- Theatrical release poster
- Directed by: Leonardo Bercovici
- Written by: Eric Bercovici Leonardo Bercovici
- Produced by: Leonardo Bercovici Aleksandar Sekulović
- Starring: Broderick Crawford Valentina Cortese Branko Pleša Bibi Andersson Anita Björk
- Cinematography: Aleksandar Sekulovic
- Edited by: Roberto Cinquini Olga Skrigin
- Music by: Dusan Radic
- Production company: Lovcen Film
- Distributed by: Metro-Goldwyn-Mayer
- Release dates: July 26, 1961 (Yugoslavia); December 8, 1963 (United States);
- Running time: 96 minutes
- Countries: United States Yugoslavia
- Language: English

= Square of Violence =

1961 film by Leonardo Bercovici

Square of Violence is a 1961 drama film directed by Leonardo Bercovici and written by Eric Bercovici and Leonardo Bercovici. The film, shot in Yugoslavia, stars Broderick Crawford, Valentina Cortese, Branko Pleša, Bibi Andersson and Anita Björk. The film was released on July 7, 1961, by Metro-Goldwyn-Mayer.

==Plot==
Set in Italy, the story takes place in this very country, during WW2, where German occupation army ruled everything, just before the allied forces came, in 1944. Crawford plays here a doctor whose son has been shot by the Germans. Of course he has no more taste in life. He continues his work as a German officers' physician. One day, he throws a bomb just in the middle of German troops. Many soldiers and officers are killed. Some time later, the lead officer of the Nazis troops suspects the doctor to be the responsible of the explosion.
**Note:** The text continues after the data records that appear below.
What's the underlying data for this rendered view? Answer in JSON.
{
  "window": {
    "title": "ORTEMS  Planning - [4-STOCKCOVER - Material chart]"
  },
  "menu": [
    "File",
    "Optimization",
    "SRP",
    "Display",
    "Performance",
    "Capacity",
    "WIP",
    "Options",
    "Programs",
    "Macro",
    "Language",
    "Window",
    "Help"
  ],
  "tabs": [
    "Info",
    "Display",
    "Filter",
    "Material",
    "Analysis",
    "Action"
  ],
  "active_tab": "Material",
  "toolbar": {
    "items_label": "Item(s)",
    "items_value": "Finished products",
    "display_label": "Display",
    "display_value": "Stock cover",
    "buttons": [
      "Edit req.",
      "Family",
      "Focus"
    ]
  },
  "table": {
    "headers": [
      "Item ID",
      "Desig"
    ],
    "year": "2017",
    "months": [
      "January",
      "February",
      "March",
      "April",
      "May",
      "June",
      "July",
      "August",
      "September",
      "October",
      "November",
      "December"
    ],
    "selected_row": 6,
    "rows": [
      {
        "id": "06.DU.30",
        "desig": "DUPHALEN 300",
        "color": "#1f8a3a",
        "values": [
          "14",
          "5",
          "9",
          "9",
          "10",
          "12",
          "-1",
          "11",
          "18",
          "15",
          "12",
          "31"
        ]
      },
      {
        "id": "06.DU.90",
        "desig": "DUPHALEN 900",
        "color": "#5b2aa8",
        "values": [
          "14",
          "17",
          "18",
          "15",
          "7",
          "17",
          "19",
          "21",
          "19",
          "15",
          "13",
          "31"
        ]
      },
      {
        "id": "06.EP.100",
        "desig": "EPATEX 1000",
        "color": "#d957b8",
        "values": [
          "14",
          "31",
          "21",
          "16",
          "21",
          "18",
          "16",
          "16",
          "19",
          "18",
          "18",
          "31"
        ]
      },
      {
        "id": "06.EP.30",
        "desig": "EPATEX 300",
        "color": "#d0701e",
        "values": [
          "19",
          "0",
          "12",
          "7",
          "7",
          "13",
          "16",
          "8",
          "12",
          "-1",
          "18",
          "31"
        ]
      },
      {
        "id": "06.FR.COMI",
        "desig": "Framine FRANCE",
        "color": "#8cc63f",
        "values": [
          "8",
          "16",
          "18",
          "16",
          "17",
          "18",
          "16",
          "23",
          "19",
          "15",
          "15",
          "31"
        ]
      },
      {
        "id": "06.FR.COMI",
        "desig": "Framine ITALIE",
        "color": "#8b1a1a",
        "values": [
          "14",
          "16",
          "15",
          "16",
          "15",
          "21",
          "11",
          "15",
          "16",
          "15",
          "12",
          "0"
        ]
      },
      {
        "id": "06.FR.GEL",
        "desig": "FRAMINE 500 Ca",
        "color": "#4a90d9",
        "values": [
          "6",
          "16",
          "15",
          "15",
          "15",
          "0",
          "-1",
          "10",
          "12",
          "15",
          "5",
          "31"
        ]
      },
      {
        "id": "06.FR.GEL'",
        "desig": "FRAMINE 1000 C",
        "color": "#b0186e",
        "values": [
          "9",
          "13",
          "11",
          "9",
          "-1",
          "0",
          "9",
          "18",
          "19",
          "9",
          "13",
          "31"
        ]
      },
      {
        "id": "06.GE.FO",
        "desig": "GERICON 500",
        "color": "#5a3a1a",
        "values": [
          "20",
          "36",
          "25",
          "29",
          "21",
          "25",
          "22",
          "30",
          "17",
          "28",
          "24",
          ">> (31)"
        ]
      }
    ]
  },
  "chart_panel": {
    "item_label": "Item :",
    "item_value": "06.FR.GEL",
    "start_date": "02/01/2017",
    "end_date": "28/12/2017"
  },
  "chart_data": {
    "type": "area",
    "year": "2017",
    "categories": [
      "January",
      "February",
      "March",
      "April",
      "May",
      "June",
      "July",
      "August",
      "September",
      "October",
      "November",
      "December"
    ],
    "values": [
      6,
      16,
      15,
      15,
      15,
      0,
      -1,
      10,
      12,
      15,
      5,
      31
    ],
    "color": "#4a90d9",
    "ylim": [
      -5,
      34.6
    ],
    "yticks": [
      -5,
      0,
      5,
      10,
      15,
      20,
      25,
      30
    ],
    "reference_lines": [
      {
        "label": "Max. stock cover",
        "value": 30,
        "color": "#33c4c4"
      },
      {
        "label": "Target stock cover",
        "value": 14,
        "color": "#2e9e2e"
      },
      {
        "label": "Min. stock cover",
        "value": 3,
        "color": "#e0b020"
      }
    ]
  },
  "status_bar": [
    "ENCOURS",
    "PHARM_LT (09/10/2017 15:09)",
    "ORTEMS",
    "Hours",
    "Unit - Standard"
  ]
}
He lets him know that he himself knows.

==Cast==
- Broderick Crawford as Dr. Stefan Bernardi
- Valentina Cortese as Erica Bernardi
- Branko Plesa as Major Kohler
- Bibi Andersson as Maria
- Anita Björk as Sophia
- Bert Sotlar as Partisan Leader
- Dragomir Felba as Serafin
- Viktor Starcic as German Commandant
- Nikola Simic as Radio Operator
Yugoslav People's Army and Captain First Class Dragiša Blagojevic

==Production==
The film was shot in Novi Sad, Yugoslavia (modern day Serbia). The titular square is the Freedom Square in Stari Grad neighborhood, one of the most visited tourist spots in the city. The statue of Svetozar Miletić was obscured to have an appearance of an obelisk with a swastika on it.